Udoma stated this in Bali, Indonesia, at the just concluded annual meetings of the International Monetary Fund and the World Bank, adding that the implementation of the Economic Recovery and Growth Plan 2017-2020 was moving Nigeria’s economy in a positive direction.


He said actions taken since the inauguration of the plan in early 2017 had helped to build buffers and appropriate measures to safeguard the economy from external shocks.

Udoma recalled that following the collapse of crude oil prices in 2014, which culminated in the country’s economy sliding into recession in 2016, the government developed the ERGP in early 2017.

He told his audience that the plan had five strategic areas of macroeconomic stability, economic diversification and growth drivers, competitiveness, social inclusion and jobs, as well as governance and other enablers.

The minister said the positive trends recorded in the country’s economic indicators since the launch of the ERGP had shown that the plan was working.

He stated, “We have been able to bring down inflation from 18.7 per cent in January last year to 11.2 per cent by August this year. Our aim is to bring inflation down to a single digit by the end of the plan period in 2020.

“The exchange rate market has been stabilised through the introduction of the investors and importers’ foreign exchange window. We have also been able to build up our external reserves from $27bn in 2016 to $43.9bn by early this month.

“Our current account, as a ratio of Gross Domestic Product, has moved from a deficit of 3.2 per cent in 2015 to a surplus of 2.8 per cent by end of last year.
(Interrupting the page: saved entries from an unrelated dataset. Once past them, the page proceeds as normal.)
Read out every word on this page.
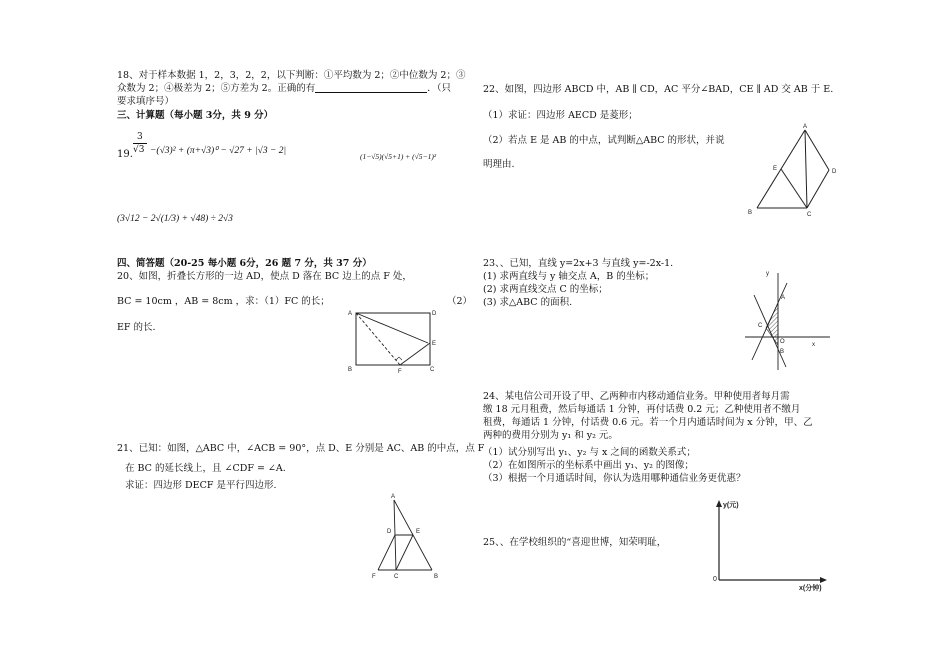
18、对于样本数据 1，2，3，2，2，以下判断：①平均数为 2；②中位数为 2；③
众数为 2；④极差为 2；⑤方差为 2。正确的有	．（只
要求填序号）
三、计算题（每小题 3分，共 9 分）
3
19. √3 −(√3)² + (π+√3)⁰ − √27 + |√3 − 2|
(1−√5)(√5+1) + (√5−1)²
(3√12 − 2√(1/3) + √48) ÷ 2√3
四、简答题（20-25 每小题 6分，26 题 7 分，共 37 分）
20、如图，折叠长方形的一边 AD，使点 D 落在 BC 边上的点 F 处，
BC = 10cm ，AB = 8cm ，求：（1）FC 的长；	（2）
EF 的长.
A	D
E
B	F	C
21、已知：如图，△ABC 中，∠ACB = 90°，点 D、E 分别是 AC、AB 的中点，点 F
在 BC 的延长线上，且 ∠CDF = ∠A.
求证：四边形 DECF 是平行四边形.
A
D	E
F	C	B
22、如图，四边形 ABCD 中，AB ∥ CD，AC 平分∠BAD，CE ∥ AD 交 AB 于 E.
（1）求证：四边形 AECD 是菱形；
（2）若点 E 是 AB 的中点，试判断△ABC 的形状，并说
明理由.
A
E	D
B	C
23、、已知，直线 y=2x+3 与直线 y=-2x-1.
(1) 求两直线与 y 轴交点 A，B 的坐标；
(2) 求两直线交点 C 的坐标；
(3) 求△ABC 的面积.
y
x
A
C
O
B
24、某电信公司开设了甲、乙两种市内移动通信业务。甲种使用者每月需
缴 18 元月租费，然后每通话 1 分钟，再付话费 0.2 元；乙种使用者不缴月
租费，每通话 1 分钟，付话费 0.6 元。若一个月内通话时间为 x 分钟，甲、乙
两种的费用分别为 y₁ 和 y₂ 元。
（1）试分别写出 y₁、y₂ 与 x 之间的函数关系式；
（2）在如图所示的坐标系中画出 y₁、y₂ 的图像；
（3）根据一个月通话时间，你认为选用哪种通信业务更优惠？
y(元)
x(分钟)
0
25、、在学校组织的“喜迎世博，知荣明耻，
And this is built on export growth, including significant growth in non-oil exports that has resulted in the country recording a consistently positive trade balance since the fourth quarter of 2016.”

Udoma added that the ERGP targeted both the oil and non-oil sectors of the economy.

With specific reference to the oil sector, the minister stated that due to disruptions militants at some point in 2016, oil production was as low as one million barrel per day.

“Through positive engagements with the communities in the Niger Delta, we have improved the environment for oil production. Apart from technical hitches, from time to time, we are now able to produce up to two million barrels per day and take advantage of the more favourable international oil prices. Our target is to produce 2.3mbpd.”